Ten of Taiwan’s diplomatic allies on Tuesday sent a joint letter to UN Secretary-General Antonio Guterres in support of the nation’s call to be included in the organization.
In the letter, the allies called on the UN to take immediate action to address the unjustified exclusion of Taiwan’s 23.5 million people from the UN system.
It also urged the UN to immediately rectify its discriminatory policy against Taiwanese passport holders, and ensure that Taiwan can participate in meetings, mechanisms and activities related to the implementation of the UN Sustainable Development Goals.
The letter was signed by Belize, Eswatini, Haiti, the Marshall Islands, Nauru, Palau, St Lucia, St Vincent and the Grenadines, Saint Kitts and Nevis, and Tuvalu.
The letter was sent by Inga Rhonda King, permanent representative of St Vincent and the Grenadines to the UN, Carlos Fuller, Belize’s permanent representative to the UN, and Thamie Dlamini, Eswatini’s permanent representative to the UN.
Taiwan has made significant contributions to the world’s peace and stability, and should not be excluded from the UN system, King said.
The voices of the 23 million people of Taiwan cannot be heard by the UN directly, which is why its diplomatic allies have to relay their voices to the international organization, Fuller said.
Taiwan’s diplomatic allies and other like-minded countries stand in solidarity with Taiwan, hoping it can play a more active role in the international community, Dlamini said.
Meanwhile, four allies sent separate letters to Guterres for the same purpose, the Ministry of Foreign Affairs said.
They were Guatemala, Honduras, Paraguay and Haiti, it said.

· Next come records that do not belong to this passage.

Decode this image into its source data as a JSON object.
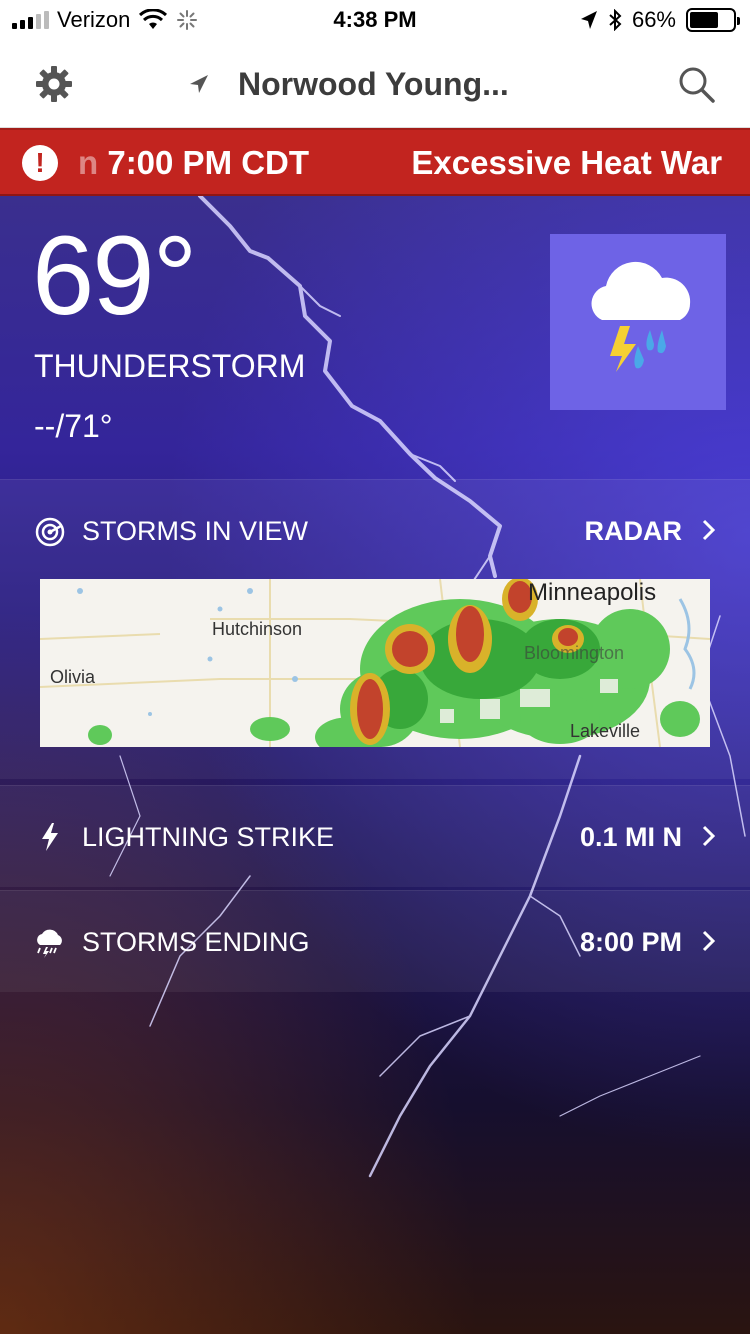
{
  "status_bar": {
    "carrier": "Verizon",
    "time": "4:38 PM",
    "battery": "66%",
    "battery_level": 0.66,
    "icons": [
      "signal-icon",
      "wifi-icon",
      "activity-icon",
      "location-arrow-icon",
      "bluetooth-icon",
      "battery-icon"
    ]
  },
  "header": {
    "location": "Norwood Young...",
    "icons": [
      "gear-icon",
      "location-arrow-icon",
      "search-icon"
    ]
  },
  "alert": {
    "text_faded": "n",
    "text_main": "7:00 PM CDT",
    "text_next": "Excessive Heat War",
    "icon": "alert-icon"
  },
  "current": {
    "temperature": "69°",
    "condition": "THUNDERSTORM",
    "hi_lo": "--/71°",
    "condition_icon": "thunderstorm-icon"
  },
  "storms_in_view": {
    "label": "STORMS IN VIEW",
    "action": "RADAR",
    "icon": "radar-icon",
    "map": {
      "labels": {
        "minneapolis": "Minneapolis",
        "hutchinson": "Hutchinson",
        "olivia": "Olivia",
        "bloomington": "Bloomington",
        "lakeville": "Lakeville"
      }
    }
  },
  "lightning": {
    "label": "LIGHTNING STRIKE",
    "value": "0.1 MI N",
    "icon": "lightning-icon"
  },
  "storms_ending": {
    "label": "STORMS ENDING",
    "value": "8:00 PM",
    "icon": "storm-cloud-icon"
  },
  "colors": {
    "alert_red": "#c2241f",
    "tile_purple": "#6e63e6",
    "bolt_yellow": "#f5d033",
    "rain_blue": "#4aa8e8"
  }
}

The Vatican was the only one of the 14 states that recognize Taipei that did not speak up for Taiwan during the 77th session of the UN General Assembly or send a letter supporting Taiwan’s call to be included in the UN system.
Taiwan’s only diplomatic ally in Europe, the Holy See is an observer rather than a member of the UN and rarely speaks on political issues at its meetings.
In related developments, the representatives of three allies at a plenary session on Tuesday of the International Civil Aviation Organization’s (ICAO) assembly called for Taiwan to be allowed to participate at the event.
The 41st ICAO assembly concludes tomorrow at the agency’s headquarters in Montreal.
At the plenary session, the representatives of Belize, Eswatini and Tuvalu spoke in favor of Taiwan’s inclusion in ICAO activities.
Belizean Minister of Blue Economy and Civil Aviation Andre Perez said that his government called for Taiwan to “be given the opportunity to have meaningful participation in our ICAO processes” as “no country should be left behind.”
Swazi Minister of Public Works and Transport Ndlaluhlaza Ndwandwe said that the ICAO continues to deny certain critical stakeholders’ participation in its activities, adding that Eswatini “believes that international civil aviation stakeholders that administer any political airspace should be part of such an organization.”
Taniela Siose, Tuvalu’s deputy permanent representative to the UN, urged the ICAO to “fully include Taiwan as a sovereign nation in all its forums and gatherings.”
Taiwan last attended the ICAO’s triennial event as a guest of the president of the UN agency’s council in 2013 amid warming ties between Taiwan and China under the then-Chinese Nationalist Party (KMT) administration.
It has not been invited to any ICAO assembly since President Tsai Ing-wen (蔡英文) took office.